With this strategy, the processor would require sufficient memory to hold the results of evaluating each branch of the fork. If these results (unlike this example) are large, this could defeat the purpose of streaming by requiring large amounts of memory; nevertheless, this code is treated as streamable.
Note:
An alternative solution to this requirement is to use map constructors: see 21.4 Map Constructors.

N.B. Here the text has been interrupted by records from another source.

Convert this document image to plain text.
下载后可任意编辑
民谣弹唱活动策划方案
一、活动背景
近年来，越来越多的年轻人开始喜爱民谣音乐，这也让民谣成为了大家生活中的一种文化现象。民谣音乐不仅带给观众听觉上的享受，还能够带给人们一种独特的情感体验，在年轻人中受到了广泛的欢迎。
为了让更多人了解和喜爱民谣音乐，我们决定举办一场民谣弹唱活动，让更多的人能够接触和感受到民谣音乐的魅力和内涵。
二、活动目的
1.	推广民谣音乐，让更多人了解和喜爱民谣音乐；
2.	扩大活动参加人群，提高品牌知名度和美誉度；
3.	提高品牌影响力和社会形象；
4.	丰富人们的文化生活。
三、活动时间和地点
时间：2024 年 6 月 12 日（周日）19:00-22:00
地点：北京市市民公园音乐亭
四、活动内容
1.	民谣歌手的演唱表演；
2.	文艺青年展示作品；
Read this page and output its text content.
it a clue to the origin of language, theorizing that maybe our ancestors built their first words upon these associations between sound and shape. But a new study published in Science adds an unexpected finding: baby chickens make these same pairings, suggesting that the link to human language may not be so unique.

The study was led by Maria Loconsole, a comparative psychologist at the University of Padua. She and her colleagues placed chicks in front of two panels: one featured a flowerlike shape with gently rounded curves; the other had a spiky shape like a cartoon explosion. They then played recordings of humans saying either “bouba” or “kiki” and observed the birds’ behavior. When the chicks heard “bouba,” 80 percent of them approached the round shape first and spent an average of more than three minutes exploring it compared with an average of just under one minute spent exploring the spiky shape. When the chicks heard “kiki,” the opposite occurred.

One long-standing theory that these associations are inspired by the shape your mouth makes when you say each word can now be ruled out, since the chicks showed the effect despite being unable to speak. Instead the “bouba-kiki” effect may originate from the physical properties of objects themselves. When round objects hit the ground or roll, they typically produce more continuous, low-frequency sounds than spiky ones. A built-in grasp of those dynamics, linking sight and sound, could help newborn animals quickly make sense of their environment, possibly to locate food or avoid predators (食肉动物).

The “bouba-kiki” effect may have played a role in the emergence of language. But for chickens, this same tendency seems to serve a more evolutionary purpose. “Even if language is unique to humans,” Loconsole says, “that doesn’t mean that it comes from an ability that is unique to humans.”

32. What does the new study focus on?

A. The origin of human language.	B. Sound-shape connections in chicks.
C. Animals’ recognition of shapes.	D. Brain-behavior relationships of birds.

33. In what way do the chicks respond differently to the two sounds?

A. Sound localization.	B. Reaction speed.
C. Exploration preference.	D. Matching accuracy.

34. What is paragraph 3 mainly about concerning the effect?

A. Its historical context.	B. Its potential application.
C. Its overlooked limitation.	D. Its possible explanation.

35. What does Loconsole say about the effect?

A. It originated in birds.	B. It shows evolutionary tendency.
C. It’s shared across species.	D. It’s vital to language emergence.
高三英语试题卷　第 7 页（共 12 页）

In this example the input is a narrative document containing note
elements at any level of nesting. The requirement is to output a copy of the input
document in which (a) the note
elements have been removed, and (b) a
footnote
is added at the end indicating how many note
elements have been deleted.
<xsl:mode on-no-match="shallow-copy" streamable="yes"/> <xsl:template match="note"/> <xsl:template match="/*"> <xsl:fork> <xsl:sequence> <xsl:apply-templates/> </xsl:sequence> <xsl:sequence> <footnote> <p>Removed <xsl:value-of select="count(.//note)"/> note elements.</p> </footnote> </xsl:sequence> </xsl:fork> </xsl:template>
The xsl:fork
instruction contains two independent branches. These
can therefore be evaluated in the same pass over the input data. The first branch
(the xsl:apply-templates
instruction) causes everything except
the note
elements to be copied to the result; the second instruction
(the literal result element footnote
) outputs a count of the number
of descendant note
elements.
Note that although the processing makes a single pass over the input stream, there
is some buffering of results required, because the results of the instructions
within the xsl:fork
instruction need to be concatenated. In this
case an intelligent implementation might be able to restrict the buffered data to
a single integer.
In a formal sense, however, the result is exactly the same as if the
xsl:fork
element were not there.
An alternative way of solving this example problem would be to
count the number of note
elements using an accumulator: see 18.2 Accumulators.